Citation: Lance Dafadar Gobind Singh of the Indian Cavalry was awarded the Victoria Cross "for most conspicuous bravery and devotion to duty in thrice volunteering to carry messages between the regiment and Brigade Headquarters, a distance of 1½ miles over open ground which was under the observation and heavy fire of the enemy. He succeeded each time in delivering his message, although on each occasion his horse was shot and he was compelled to finish his journey on foot."

==Uniforms and insignia==
During the early years of its existence the regiment wore red coats with green facings and gold lace. In 1814 the uniform was changed to dark blue with orange facings. In 1817 a general order instructed that the dress of all regular native cavalry in the service of the HEIC should be changed to French grey (a light blue/grey colour). This was to remain the full dress coat colour of the 7th Light Cavalry until 1914. The distinctive orange facings were changed to buff in 1846.

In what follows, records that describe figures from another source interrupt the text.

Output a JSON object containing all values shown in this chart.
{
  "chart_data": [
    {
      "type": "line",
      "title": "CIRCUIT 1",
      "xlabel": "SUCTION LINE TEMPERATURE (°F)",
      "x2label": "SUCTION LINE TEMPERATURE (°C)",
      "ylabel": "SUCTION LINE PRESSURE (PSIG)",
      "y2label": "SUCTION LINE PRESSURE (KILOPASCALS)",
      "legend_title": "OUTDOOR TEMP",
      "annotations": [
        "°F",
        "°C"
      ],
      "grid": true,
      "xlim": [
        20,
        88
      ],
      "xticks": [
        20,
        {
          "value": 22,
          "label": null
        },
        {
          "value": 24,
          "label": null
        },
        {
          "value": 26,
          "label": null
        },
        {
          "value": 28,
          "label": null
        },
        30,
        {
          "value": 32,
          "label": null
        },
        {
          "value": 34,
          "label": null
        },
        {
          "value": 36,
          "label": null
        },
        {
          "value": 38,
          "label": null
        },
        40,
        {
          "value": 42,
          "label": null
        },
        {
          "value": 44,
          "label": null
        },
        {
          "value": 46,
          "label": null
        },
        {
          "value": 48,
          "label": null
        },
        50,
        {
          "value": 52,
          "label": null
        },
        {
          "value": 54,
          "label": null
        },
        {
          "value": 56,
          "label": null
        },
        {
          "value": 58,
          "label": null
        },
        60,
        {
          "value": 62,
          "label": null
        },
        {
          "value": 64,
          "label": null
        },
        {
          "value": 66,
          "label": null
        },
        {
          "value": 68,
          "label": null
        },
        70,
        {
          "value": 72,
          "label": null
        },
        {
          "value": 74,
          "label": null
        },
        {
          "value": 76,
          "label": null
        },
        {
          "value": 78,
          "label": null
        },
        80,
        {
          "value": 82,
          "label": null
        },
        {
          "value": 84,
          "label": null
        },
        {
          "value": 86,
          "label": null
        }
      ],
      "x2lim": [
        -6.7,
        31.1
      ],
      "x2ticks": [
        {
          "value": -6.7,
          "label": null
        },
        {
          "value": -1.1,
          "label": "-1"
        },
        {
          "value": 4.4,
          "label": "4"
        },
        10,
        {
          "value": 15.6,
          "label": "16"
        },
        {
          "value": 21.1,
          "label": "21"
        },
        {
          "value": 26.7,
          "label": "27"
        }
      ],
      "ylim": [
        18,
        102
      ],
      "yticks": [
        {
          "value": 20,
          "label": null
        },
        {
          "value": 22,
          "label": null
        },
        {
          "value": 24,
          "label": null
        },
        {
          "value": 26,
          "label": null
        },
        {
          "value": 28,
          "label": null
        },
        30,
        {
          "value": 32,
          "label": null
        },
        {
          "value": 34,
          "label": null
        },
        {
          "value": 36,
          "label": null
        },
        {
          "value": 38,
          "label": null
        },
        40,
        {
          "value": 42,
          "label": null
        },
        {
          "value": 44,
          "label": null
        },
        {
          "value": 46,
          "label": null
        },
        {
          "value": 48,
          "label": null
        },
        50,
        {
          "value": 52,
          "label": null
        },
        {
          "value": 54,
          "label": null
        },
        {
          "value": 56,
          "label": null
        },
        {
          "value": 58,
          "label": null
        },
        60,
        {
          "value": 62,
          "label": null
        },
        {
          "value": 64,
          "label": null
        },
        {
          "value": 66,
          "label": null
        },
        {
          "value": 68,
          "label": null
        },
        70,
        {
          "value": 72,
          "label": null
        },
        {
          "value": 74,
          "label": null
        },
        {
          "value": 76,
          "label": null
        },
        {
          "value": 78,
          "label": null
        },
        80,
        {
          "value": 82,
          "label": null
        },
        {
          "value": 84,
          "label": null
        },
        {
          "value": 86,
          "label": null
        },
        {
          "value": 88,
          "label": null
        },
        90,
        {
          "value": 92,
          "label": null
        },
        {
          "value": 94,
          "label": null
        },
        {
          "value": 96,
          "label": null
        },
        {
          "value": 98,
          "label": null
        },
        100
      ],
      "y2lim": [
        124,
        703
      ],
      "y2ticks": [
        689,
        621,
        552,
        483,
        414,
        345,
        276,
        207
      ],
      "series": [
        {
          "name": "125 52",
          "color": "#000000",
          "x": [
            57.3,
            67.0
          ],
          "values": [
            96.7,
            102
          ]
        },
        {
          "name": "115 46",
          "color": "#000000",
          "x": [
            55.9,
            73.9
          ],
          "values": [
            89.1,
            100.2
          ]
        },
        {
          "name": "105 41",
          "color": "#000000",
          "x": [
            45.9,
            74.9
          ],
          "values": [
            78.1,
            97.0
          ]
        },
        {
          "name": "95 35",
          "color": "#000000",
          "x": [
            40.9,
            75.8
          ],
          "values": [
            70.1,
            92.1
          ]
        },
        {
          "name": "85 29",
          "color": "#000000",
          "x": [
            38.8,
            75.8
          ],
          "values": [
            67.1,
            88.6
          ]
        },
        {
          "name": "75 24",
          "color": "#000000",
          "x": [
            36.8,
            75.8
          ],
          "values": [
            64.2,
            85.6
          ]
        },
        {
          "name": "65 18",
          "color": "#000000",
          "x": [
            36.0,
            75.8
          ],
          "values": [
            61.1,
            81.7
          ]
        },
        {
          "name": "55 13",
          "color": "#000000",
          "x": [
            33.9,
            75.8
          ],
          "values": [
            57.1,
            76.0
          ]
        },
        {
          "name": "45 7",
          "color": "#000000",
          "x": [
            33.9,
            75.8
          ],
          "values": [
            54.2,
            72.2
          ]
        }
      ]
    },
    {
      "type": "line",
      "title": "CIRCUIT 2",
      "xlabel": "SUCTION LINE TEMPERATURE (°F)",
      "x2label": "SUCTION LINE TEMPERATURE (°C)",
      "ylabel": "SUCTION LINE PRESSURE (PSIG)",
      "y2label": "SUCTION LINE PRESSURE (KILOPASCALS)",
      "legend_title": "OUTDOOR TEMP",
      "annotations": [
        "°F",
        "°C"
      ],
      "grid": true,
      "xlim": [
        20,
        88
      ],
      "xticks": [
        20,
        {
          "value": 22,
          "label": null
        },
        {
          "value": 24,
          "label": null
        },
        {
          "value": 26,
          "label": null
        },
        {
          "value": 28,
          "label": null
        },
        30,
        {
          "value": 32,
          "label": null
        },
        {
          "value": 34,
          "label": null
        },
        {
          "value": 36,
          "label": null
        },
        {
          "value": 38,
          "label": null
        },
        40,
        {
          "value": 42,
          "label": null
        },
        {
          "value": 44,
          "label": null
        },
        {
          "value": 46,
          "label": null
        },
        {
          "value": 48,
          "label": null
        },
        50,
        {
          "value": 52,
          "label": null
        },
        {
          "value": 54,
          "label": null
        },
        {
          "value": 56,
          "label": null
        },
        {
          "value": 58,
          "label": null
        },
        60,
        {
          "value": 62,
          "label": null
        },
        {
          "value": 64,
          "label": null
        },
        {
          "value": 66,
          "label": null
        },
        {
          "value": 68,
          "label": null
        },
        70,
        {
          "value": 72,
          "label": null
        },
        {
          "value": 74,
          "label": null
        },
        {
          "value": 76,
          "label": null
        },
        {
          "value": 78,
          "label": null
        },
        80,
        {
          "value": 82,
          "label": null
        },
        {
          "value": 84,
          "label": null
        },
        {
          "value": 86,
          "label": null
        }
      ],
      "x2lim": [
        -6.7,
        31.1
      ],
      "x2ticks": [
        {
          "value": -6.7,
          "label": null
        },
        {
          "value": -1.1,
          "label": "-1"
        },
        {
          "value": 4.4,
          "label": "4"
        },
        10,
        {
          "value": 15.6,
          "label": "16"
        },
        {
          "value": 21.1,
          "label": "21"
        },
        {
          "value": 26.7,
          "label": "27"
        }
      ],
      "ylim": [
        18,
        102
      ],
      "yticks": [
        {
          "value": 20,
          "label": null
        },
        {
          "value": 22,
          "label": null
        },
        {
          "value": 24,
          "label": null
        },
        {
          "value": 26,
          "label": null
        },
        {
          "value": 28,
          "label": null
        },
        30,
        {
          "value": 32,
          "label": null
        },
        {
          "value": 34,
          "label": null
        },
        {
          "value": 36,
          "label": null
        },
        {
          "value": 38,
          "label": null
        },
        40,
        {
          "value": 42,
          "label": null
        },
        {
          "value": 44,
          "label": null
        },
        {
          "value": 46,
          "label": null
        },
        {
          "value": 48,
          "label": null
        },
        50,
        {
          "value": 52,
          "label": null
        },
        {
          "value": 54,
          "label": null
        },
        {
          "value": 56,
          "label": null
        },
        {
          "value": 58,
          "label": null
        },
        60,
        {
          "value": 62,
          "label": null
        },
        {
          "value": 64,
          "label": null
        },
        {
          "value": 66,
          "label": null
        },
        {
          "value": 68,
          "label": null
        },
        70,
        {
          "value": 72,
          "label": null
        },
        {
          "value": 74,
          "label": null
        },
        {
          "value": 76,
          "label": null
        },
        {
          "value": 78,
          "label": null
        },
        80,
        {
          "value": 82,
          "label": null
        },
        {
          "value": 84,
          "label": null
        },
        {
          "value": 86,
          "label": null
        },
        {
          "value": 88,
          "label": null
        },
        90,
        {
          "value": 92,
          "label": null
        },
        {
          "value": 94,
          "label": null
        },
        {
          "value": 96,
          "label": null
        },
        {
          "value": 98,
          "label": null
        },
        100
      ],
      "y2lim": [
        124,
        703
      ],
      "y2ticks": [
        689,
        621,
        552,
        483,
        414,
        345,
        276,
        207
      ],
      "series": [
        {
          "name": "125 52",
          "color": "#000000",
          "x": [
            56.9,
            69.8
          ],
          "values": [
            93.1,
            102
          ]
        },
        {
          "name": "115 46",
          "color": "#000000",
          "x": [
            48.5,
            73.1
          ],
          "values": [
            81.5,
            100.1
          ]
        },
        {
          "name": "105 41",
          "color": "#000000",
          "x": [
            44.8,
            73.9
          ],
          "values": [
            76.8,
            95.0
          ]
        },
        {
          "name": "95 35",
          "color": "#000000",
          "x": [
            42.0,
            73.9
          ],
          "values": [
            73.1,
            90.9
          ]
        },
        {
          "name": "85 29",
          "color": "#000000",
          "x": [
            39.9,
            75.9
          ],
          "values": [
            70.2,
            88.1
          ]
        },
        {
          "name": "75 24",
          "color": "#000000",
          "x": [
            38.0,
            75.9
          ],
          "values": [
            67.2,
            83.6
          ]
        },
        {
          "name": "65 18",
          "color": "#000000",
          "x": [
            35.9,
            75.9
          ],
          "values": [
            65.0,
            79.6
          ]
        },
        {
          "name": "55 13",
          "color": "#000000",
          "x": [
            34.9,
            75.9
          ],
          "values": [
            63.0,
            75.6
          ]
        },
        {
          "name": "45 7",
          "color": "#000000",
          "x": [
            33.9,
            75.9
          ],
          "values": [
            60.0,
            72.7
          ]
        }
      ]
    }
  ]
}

In 1923 the pattern of badge introduced comprised crossed lances with the number "7", surmounted by a crown. In 1930 the design changed to crossed lances with a crown on the intersection, over a scroll with the regimental title.

The present Regimental insignia consists of crossed lances with pennons of the regimental colours, mounted with the State Emblem of India and a scroll at the base with the numeral '7' and the words 'Light Cavalry'. The shoulder title consists of "7C" in brass.